They made their bed

The Department for Work & Pensions (DWP) have just commenced buying the new Work and Health Programme. This will replace the existing Work Programme, which has run since the coalition government came to power. It will be the layer of services, contracted out mainly to private sector ‘welfare to work’ providers, that is intended to assist long-term unemployed people who have been signing on for two years with Jobcentre Plus and still cannot find work, plus a few with ‘health conditions or disabilities’. Unfortunately, it will be an almost total waste of its £550 million; and of thousands of lives.

Ten years ago, DWP spent about £1 billion, per annum, on outsourced ‘welfare to work’ services for people on Jobseekers Allowance. Maybe £1 billion more was spent helping people on Incapacity Benefits. In comparison, the Work and Health Programme will cost £550 million over four years, i.e. just £137 million per annum, and must cover all categories of unemployed people.

It will be a waste of this money, and these lives, for the same reasons the Troubled Families £400 million initiative failed (evaluated, in a government report, as having had “no discernible impact”) (http://www.bbc.co.uk/news/uk-politics-37010486). The outsourcing of probation services, with contracts worth around £3.75 billion, will fail to deliver in the same way (https://www.ft.com/content/c2fde9ba-8c71-11e6-8aa5-f79f5696c731).

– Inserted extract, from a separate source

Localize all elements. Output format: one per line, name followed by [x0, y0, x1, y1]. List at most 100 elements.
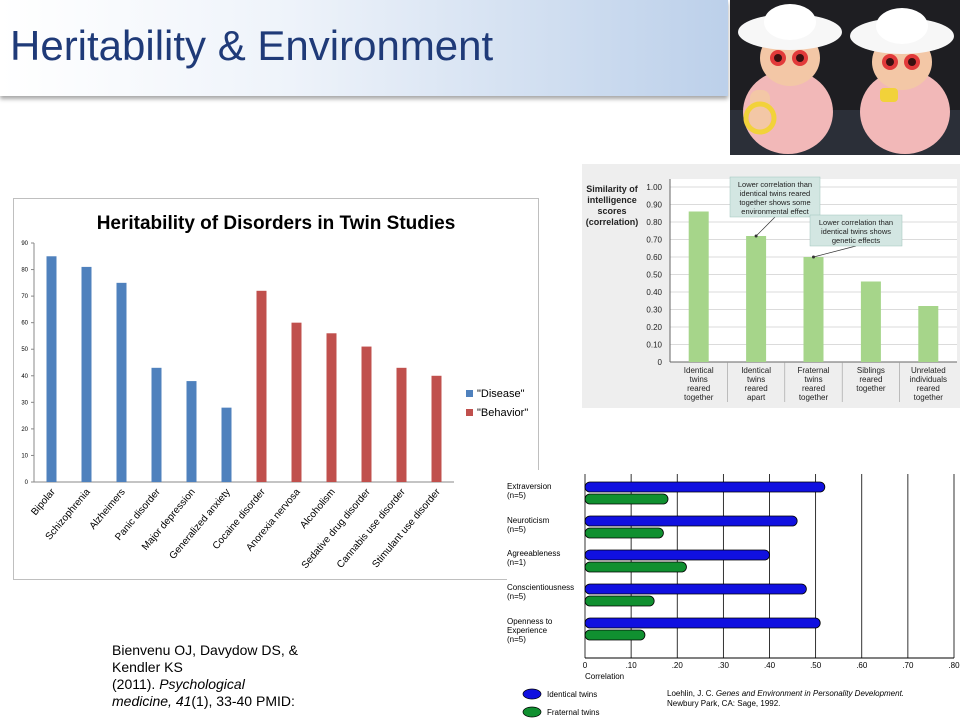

The failure is not a failure of outsourcing. It does not prove that contracting things out cannot deliver cost-efficiency and more effective services. It certainly does not show, as DWP appear to be arguing now, that paying providers on the basis of outcomes is a bad idea. Nor does it demonstrate that it is impossible to extend assistance to those most in need of help and to turn round their lives.

What it proves is that there are some simple, fundamental rules to effective contracting of public services, particularly when targeting those in trouble. If these rules are ignored, then it is inevitable that the service will fail.

First of all, an outcome-based contract – ‘payment by results’ – is by far the best model. It cannot be applied everywhere, but if the outcome can be clearly defined and measured, and attributable to the intervention, then outcome-based contracts can powerfully align the incentives of the service provider and the purchaser. After all, they only get paid if they give you what you want.

The mistakes really started to be made when the old Work Progamme was contracted, back in 2011. This is when two basic truths were ignored:

One: Competing contracts on price ultimately drives service quality to the cheapest bottom.

You create a ‘winner’s curse’, with the winning organisation doing so because they have undercut everyone else, probably cynically. Far better to fix a unit price, then give the contract to the organisation which can demonstrate how they will deliver the most units – compete on performance not price. This is particularly true for the outcome-based contracts, in which you surely want to incentivise the contractor to take risks, to innovate and to spend more, pursuing profit through ever better performance. If they have competed on price, their incentive is to mitigate risk, and chase profit through cost cutting.

Two: There is a relationship between what you put in and what you get out.

Behind the price the organisation agree to deliver for, there is an operating model that defines things, such as caseload sizes and frequency of contact with service users. The less money, the bigger the caseload, the less the contact, ergo, the lower the level of assistance. If the prison is cheaper, the costs will have been stripped out of somewhere, whether that’s books in the library, hours spent outside cells, or the salaries paid to the guards.

Operational reality also means that if you take a large sum of money and spread it over a large population, it becomes a very small sum per person. The Troubled Families initiative failed because all that money spread over all those households becomes no more than the price of a sticking plaster per family.

If the Work Programme ignored these basic truths, the new Work and Health Programme is rudely mocking them. It is going to mean a small concentration of services in large urban areas, with nothing in smaller towns or rural areas. Specialist services will be nonexistent. The mental and physical health of the ‘hardest to help’ individuals and communities will simply be allowed to deteriorate, their social exclusion a spiralling social (and fiscal) cost.

Unfortunately, a number of contractors will go to the wall in the inevitable consolidation of the market – two or three of the large private sector players will be left. Though they only really have themselves to blame since they were complicit in the gung ho price competition of the Work Programme. They said nothing when DWP stopped reporting on programme performance. They quietly redrew their operating models so they could focus, cheaply, on the easiest people to help and actively ignore anyone remotely complex. They made their bed, and now must lie in it. It is just a shame that so many of the people they were supposed to be helping will be left out in the cold.